そんな他愛ない話をしていると、どこからともなく明るい音楽が聴こえてきた。
街の人も目を輝かせながら音色がするほうへと向かっていく。何かが始まったのだろうか。
道行く人をぽかんとしながら見つめていると、ミドリーさんも一緒になって歩き出した。
「演奏会だ。せっかくだから観ていかないか?」
「あ、はい!」
ミドリーさんが手招きしてくれたので、俺たちも彼の後に続く。
音色に誘われてついて行くと、噴水がある広場で演奏会が行われていた。
明るい笛の音色、元気にビートを刻むパーカッション、陽気なメロディラインを奏でるアコーディオン……聴いている大人も子供もみんな笑顔だ。中には音楽に合わせ踊っている人もいる。
ミドリーさんも近くのベンチに座って演奏を眺める。その表情は穏やかで、何かを懐かしむように遠い目をしていた。
俺も彼の隣に座って演奏を観ていると、噴水の周りで遊んでいた子供たちがミドリーさんに近づいた。
「神官様、こんにちは!」
「おう、こんにちは。元気か?」
「うん! 元気!」
「それはいい。でも、怪我はするなよ」
ニッと笑ったミドリーさんは大きな手でガシガシと子供たちの頭を撫でる。頭を撫でられた子たちも嬉しそうだ。こう見ると、ミドリーさんが子供たちに慕われているのがよくわかった。
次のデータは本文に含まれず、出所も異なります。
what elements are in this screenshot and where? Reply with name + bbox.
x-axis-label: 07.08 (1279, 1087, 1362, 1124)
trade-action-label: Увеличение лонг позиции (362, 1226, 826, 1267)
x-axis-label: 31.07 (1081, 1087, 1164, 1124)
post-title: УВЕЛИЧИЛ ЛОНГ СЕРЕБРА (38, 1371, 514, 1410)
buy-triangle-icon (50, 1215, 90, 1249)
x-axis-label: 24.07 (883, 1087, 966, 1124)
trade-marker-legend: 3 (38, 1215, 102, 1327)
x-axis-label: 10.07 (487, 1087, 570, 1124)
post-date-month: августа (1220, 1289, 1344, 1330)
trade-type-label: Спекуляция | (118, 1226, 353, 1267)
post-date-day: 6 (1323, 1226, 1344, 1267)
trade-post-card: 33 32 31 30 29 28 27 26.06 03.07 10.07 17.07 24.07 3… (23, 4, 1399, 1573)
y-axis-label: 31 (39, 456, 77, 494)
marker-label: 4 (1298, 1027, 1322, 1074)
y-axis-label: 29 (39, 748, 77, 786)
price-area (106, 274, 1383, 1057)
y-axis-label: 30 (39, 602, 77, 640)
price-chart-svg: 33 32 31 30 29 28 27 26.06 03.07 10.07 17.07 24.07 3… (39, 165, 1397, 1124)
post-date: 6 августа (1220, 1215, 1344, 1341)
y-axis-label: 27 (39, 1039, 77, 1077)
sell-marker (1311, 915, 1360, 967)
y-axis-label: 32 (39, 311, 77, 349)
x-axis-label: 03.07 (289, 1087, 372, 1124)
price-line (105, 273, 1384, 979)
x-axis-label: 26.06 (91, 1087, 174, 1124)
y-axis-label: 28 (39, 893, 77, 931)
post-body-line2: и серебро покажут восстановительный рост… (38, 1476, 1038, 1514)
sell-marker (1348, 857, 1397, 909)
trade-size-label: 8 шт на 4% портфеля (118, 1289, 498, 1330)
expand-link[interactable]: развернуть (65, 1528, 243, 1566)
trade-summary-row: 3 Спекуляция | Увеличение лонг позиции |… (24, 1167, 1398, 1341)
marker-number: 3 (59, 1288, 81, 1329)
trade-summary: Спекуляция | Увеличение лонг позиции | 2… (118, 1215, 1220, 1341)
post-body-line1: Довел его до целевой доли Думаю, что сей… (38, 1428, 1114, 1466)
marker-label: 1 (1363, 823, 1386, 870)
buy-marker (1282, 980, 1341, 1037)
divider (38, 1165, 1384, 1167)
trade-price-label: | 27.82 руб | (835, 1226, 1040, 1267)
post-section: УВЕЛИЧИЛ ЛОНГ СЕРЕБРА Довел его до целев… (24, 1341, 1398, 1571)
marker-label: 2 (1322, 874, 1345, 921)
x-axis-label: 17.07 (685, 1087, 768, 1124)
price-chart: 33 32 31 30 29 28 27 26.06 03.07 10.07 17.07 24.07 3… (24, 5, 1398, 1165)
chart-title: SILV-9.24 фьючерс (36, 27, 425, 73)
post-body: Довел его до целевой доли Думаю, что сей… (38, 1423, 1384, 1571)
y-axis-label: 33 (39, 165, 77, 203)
ほっこりしながらたむろする子供たちを見ていると、ひとりの女の子が演奏者の様子に首を傾げていた。
「ねえねえ神官様。今日もイルマはいないの?」
女の子はパッチリとした大きな目でミドリーさんを見つめる。
そんな無垢な彼女にミドリーさんは困ったように眉尻を垂らした。
女の子に問われてもミドリーさんは口を噤んだままだった。彼女になんて言おうか答えを迷っているようにも感じた。
そうしているうちに噴水のところに道化師が現れた。その手には風船をたくさん持っており、手招きして子供たちを呼んでいる。
「ほら、ピエロが呼んでる。行ってあげなさい」
ミドリーさんが優しく言うと、子供たちは元気に返事をして道化師のところへ駆けていった。
その様子にミドリーさんはホッと胸を撫で下ろしているように見えた。女の子の問いから逃れられたことを安心しているのだろうか。
「……その、イルマって人のこと訊いていいんすか?」
禁句に触れるような雰囲気だったので、恐る恐る尋ねてみる。
すると、ミドリーさんは目を瞠ったが、何か察したように一瞬ためらい、微笑んだ。